Em todo lugar que ele ia levava o livro. Não era um livro qualquer era aquele, sempre o mesmo. Na sala de espera do médico lá estava ele lendo o livro. No avião nas viagens curtas e longas, sempre o livro presente.
Nas férias, podia esquecer a mulher em casa, mas não esquecia o livro.
Era um livro diferente.
A começar pelo autor: Giovanni Takaoka Smith Von Bratner Martines da Silva. A gente pensava: – será italiano, ou japonês, americano ou alemão? Mas tem também o Martines… deve ser espanhol… e o da Silva? Deve ser português!
O mistério aumentava quando se lia o nome do livro: OH OH? Mas que pode significar OH?
Ele não mostrava o livro para ninguém. Quando alguém perguntava sobre o livro dizia: — eu acho que hoje vai chover. Quando insistiam muito, ele falava: — versa sobre as taipas do furor sarilho.

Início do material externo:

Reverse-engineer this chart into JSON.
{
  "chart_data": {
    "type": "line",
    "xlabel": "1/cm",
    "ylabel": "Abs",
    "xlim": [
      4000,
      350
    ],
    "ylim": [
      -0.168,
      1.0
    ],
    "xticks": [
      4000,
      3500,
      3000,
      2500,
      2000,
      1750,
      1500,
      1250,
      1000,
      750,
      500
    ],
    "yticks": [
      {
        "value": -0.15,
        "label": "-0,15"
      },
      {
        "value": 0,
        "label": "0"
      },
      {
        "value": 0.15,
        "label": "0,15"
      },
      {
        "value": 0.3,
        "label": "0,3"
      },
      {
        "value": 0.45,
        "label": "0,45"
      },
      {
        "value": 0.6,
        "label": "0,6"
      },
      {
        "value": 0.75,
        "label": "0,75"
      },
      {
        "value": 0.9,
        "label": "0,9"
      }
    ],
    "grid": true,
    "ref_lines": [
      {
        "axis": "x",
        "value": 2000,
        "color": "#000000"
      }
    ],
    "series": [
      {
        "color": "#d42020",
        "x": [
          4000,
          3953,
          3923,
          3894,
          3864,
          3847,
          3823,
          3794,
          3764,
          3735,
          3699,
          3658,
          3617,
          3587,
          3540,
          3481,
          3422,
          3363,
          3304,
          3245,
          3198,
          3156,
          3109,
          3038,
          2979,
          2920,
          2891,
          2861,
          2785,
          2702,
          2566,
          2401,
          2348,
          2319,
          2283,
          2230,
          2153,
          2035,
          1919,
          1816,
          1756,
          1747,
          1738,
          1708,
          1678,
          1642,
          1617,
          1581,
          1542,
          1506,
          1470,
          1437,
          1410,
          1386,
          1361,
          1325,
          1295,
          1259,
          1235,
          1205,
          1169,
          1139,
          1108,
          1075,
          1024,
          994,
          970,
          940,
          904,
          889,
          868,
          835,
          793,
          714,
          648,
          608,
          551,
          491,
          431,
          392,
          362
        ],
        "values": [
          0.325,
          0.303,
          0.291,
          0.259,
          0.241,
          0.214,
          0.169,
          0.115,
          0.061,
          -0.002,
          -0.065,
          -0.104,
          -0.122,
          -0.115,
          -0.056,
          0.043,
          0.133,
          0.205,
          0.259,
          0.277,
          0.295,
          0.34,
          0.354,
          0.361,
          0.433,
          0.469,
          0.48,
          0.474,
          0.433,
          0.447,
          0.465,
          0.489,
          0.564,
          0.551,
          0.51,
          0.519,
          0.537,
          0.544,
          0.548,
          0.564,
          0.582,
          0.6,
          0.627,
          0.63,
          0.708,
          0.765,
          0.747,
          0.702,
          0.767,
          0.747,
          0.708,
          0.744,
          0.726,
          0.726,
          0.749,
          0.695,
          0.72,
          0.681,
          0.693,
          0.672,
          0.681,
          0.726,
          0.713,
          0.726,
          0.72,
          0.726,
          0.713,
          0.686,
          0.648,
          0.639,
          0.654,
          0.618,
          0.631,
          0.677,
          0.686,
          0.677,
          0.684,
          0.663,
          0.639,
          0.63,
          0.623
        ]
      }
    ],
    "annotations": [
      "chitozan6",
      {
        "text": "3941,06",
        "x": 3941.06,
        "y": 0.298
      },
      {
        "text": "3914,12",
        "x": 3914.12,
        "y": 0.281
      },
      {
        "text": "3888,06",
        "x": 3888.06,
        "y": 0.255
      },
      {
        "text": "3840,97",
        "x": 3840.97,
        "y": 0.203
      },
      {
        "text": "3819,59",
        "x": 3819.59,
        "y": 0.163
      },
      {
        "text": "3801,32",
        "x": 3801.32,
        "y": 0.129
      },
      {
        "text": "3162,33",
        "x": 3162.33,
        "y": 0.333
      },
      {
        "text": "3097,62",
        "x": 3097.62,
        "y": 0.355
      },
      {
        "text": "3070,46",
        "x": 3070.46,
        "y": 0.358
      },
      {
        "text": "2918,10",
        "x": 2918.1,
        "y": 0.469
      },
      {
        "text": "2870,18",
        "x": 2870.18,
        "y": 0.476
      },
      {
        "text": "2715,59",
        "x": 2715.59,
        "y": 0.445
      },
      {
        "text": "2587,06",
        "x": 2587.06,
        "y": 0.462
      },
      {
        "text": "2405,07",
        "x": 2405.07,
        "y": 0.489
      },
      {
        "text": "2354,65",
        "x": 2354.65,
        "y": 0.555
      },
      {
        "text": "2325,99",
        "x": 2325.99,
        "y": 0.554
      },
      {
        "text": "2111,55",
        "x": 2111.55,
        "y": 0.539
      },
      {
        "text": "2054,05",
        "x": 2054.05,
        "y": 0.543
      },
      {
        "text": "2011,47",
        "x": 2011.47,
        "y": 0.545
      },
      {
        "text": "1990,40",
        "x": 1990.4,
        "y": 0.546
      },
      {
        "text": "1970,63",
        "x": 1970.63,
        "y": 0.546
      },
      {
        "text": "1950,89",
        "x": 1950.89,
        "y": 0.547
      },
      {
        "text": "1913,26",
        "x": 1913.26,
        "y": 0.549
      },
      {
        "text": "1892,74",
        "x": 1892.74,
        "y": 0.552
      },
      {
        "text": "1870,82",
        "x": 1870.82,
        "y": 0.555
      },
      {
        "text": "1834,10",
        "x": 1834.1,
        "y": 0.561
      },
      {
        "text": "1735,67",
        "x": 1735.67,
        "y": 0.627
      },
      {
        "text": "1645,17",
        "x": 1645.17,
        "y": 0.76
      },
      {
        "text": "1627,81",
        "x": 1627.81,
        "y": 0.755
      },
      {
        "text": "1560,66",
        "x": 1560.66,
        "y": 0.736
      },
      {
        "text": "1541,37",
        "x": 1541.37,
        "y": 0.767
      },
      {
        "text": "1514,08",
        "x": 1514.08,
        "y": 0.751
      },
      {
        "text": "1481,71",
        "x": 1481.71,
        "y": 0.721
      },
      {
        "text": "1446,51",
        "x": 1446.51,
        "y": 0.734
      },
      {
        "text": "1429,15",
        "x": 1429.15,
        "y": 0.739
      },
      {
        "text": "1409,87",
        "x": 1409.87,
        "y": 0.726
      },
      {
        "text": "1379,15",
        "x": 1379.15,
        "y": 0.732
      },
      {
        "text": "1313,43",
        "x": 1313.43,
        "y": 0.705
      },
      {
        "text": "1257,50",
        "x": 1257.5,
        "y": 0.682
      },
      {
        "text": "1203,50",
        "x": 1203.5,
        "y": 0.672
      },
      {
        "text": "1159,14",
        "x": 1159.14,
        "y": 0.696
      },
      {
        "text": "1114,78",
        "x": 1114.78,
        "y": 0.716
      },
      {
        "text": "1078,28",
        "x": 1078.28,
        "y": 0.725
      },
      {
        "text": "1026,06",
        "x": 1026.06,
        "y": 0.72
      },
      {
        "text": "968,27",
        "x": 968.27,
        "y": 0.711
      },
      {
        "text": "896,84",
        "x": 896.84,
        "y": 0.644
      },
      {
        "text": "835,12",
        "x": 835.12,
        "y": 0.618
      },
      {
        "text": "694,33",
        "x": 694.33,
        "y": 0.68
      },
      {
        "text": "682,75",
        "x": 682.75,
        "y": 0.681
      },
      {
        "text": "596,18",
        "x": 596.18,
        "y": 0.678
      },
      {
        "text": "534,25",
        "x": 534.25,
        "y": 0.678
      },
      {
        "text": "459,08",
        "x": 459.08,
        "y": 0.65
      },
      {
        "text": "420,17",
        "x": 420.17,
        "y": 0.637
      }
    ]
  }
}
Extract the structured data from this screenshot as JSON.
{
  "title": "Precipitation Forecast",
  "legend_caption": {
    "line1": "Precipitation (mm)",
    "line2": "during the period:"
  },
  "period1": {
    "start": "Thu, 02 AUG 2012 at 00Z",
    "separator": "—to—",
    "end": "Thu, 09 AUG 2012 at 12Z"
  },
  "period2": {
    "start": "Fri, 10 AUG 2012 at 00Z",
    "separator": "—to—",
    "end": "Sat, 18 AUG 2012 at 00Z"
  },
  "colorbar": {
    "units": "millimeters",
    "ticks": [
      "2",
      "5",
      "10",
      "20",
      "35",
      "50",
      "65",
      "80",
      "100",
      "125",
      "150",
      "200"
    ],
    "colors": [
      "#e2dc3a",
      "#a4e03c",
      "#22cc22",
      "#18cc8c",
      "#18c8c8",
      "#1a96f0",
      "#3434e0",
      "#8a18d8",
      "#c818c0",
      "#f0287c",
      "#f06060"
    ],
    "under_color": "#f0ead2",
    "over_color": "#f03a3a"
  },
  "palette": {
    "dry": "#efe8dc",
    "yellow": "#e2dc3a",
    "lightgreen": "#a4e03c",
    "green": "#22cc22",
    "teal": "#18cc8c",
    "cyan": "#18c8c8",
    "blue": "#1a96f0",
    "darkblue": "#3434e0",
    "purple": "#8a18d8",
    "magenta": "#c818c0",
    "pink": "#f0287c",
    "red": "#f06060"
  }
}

Guardava o livro numa capa de veludo, ficava na sua cabeceira.
Um dia o livro sumiu. Gritou com sua mulher aonde estava o livro. A mulher respondeu – coloquei na prateleira, junto com os outros livros.
— Como assim? Meu livro junto com outros livros? Não sabe o que ele significa para mim? Ficou sem falar com a mulher o resto do dia.
Para que ninguém se atrevesse abrir o livro, colocou um filme de plástico, igual ao que se usa para alimentos.
Quando ia ler o livro tirava o plástico. Quando terminava, outro plástico. Esta postura, logo despertou a curiosidade de todos. Dizia sua mulher: — Deve ser seu diário, onde ele anotou tudo que aprontou na vida.
Sua filha mais velha tinha outra versão: — são poesias que escreveu para suas namoradas, e o nome do autor, foi um pseudônimo – que ele criou. Seu genro, achava que ele devia ser um nobre e que o livro seria a estória de sua família, que ele jamais conhecera, pois sua mãe, desobedecendo a família, se casara com um pé de chinelo sem eira nem beira e isso o deixava muito mal, e pensava: — sou meio nobre e meio nadica de nada, mas não queria que ninguém soubesse que ele era o que era. Por isso o mistério!
No trabalho não era diferente. Todo dia ele levava o livro, punha em cima de sua mesa. A secretária dizia: — deve ser um livro de auto ajuda de onde ele tira aquelas regrinhas que ele fala todo dia.
Um dia na casa dele rolou uma vasta feijoada. O primo do Rio veio. A tia Lili trouxe os dois filhos, e suas namoradas, claro, o Afonso, interesseiro, nunca telefonava para saber se estavam bem, soube da feijoada, e veio. A filha por sua vez convidou duas amigas da faculdade, e é claro os namorados.
Enfim, a casa estava cheia, de cara rolou uma batida de côco, que estava uma delícia. Antes da feijoada propriamente dita, serviram uns torresminhos, umas batatinhas fritas. Todo mundo foi então para o canto das caipirinhas. Tinha de tudo: de limão, de frutas vermelhas, lima da pérsia e de tangerina, esta não sei porque, foi a predileta. O anfitrião, dono do livro, experimentou todas. Quando a feijoada finalmente foi servida aconteceu o inevitável, ele deitou no sofá e apagou. Dormia tão profundamente que nem ouviu a tia Carminha cantar (sorte dele). Nem tomou conhecimento quando o baile começou com música altíssima, que se ouvia da rua.
Foi então que alguém sugeriu: — vamos ver de que se trata o livro? Animados, descontraídos pelo álcool resolveram desvendar o mistério, apesar dos protestos de sua mulher. Tiraram a capa de veludo, o plástico de proteção e abriram o livro. Para surpresa geral, era a Bíblia, com algumas frases sublinhadas: “amai-vos uns aos outros, como eu os amei”. “Não julgueis para não seres julgados”, “o reino de Deus…
Colocaram o livro de volta direitinho no lugar onde estava.
Desse dia em diante, ele passou a ser mais respeitado e admirado.